For their size, bats are the slowest reproducing mammals on earth. The vast majority of bats bear only one offspring a year. A baby bat at birth weighs up to 25 percent of its mother's body weight, which is like a human mother giving birth to a 31-pound baby. Offspring typically are cared for in maternity colonies, where females congregate to bear and raise their young. A baby bat is referred to as a pup. Pups are usually left in the roost when they are not nursing. However, a newborn bat can cling to the fur of the mother like a pouch and be transported, although they soon grow too large for this. It would be difficult for an adult bat to carry more than one young, but normally only one young is born. Bats often form nursery roosts, with many females giving birth in the same area, be it a cave, a tree hole, or a cavity in a building. Mother bats are able to find their young in huge colonies of millions of other pups. Pups have even been seen to feed on other mothers' milk if their mother is dry. Only the mother cares for the young, and there is no continuous partnership with male bats. The ability to fly is congenital, but after birth the wings are too small to fly. Young microbats become independent at the age of 6 to 8 weeks, megabats not until they are four months old. At the age of two years bats are sexually mature.
Most bats hibernate from November through March because their food source (insects) is relatively scarce during the winter months.
THREATS TO BATS
The greatest threat to bats is people. Habitat destruction and fear are a lethal combination for bats. In some areas, people have even been known to set fires in caves, destroying thousands of roosting bats.
Bat populations are declining worldwide, some due to habitat loss, but mainly due to a relatively new disease called White-Nose Syndrome (WNS). This disease kills many hibernating bats annually by sapping their energy reserves that have been stored up to survive the long winter months.
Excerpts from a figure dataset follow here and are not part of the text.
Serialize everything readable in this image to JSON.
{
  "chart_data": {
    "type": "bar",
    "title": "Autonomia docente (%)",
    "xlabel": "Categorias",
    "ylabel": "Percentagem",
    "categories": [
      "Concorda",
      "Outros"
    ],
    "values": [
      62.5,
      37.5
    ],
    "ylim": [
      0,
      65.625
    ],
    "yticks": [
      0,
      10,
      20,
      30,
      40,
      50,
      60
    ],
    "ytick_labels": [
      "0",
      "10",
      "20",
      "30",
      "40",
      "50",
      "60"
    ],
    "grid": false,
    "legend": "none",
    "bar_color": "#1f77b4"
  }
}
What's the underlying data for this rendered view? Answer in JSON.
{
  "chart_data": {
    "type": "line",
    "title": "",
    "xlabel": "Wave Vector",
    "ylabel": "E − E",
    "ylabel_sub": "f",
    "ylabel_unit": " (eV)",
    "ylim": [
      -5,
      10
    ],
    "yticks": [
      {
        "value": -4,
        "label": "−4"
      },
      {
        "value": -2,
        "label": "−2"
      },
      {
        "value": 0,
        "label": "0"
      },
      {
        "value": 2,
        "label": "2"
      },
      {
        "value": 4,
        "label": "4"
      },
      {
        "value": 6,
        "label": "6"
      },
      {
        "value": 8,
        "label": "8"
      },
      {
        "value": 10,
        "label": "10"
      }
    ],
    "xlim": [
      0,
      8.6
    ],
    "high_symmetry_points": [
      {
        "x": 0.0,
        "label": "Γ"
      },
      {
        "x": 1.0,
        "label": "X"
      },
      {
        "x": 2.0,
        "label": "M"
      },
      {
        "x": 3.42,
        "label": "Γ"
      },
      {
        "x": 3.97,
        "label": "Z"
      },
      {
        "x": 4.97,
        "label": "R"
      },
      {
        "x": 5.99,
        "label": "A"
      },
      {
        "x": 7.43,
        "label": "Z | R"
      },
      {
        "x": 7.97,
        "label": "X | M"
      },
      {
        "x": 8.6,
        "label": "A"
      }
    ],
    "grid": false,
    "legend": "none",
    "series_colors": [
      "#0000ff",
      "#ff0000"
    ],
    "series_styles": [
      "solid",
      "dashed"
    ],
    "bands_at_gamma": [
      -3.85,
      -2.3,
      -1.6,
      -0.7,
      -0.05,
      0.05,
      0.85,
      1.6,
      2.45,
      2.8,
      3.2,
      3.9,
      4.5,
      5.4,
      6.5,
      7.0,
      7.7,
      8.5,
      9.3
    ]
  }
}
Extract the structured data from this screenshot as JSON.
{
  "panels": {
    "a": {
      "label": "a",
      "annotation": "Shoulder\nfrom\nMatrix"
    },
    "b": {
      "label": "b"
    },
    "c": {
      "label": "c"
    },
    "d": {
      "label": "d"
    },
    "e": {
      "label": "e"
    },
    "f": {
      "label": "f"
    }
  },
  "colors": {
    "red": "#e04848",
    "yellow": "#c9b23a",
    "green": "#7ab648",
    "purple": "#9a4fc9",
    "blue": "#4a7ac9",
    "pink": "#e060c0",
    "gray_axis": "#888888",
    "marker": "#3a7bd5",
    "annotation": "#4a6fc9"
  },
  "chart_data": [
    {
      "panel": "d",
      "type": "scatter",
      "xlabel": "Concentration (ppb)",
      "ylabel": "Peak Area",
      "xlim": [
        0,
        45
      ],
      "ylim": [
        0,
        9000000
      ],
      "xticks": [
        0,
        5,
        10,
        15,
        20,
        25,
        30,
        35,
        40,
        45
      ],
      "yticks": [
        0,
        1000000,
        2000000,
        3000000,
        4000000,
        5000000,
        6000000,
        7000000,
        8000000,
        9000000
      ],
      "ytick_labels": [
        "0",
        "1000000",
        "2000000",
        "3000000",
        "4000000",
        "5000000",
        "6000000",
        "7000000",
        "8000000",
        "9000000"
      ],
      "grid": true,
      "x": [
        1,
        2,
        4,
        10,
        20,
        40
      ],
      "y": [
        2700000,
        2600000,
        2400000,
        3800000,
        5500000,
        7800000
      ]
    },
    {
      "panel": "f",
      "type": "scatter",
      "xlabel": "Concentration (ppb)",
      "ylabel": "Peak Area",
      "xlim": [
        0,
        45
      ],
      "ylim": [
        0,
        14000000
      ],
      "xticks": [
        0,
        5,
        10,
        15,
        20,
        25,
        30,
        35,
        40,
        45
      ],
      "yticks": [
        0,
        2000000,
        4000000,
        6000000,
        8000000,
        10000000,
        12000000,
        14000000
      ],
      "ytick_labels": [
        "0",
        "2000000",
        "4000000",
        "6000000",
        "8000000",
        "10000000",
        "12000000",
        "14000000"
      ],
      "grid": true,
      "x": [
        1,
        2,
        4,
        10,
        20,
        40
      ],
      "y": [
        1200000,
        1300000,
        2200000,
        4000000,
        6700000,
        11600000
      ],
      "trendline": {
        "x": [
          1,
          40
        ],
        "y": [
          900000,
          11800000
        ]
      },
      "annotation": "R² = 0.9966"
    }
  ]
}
WNS causes the bats to awaken, possibly several times during the winter, which further drains the bat’s energy reserves. The disease may also damage their air passages and wings.
Protecting areas where bats hibernate (hibernacula) and staying out of caves in the winter months helps to avoid the potential spread of WNS. Creating habitat by retaining shaggy bark trees like white oak and shagbark hickory provides roosting sites during summer months for many bats. Restoring or creating areas like ephemeral pools and wetlands also create potential food sources in the summer.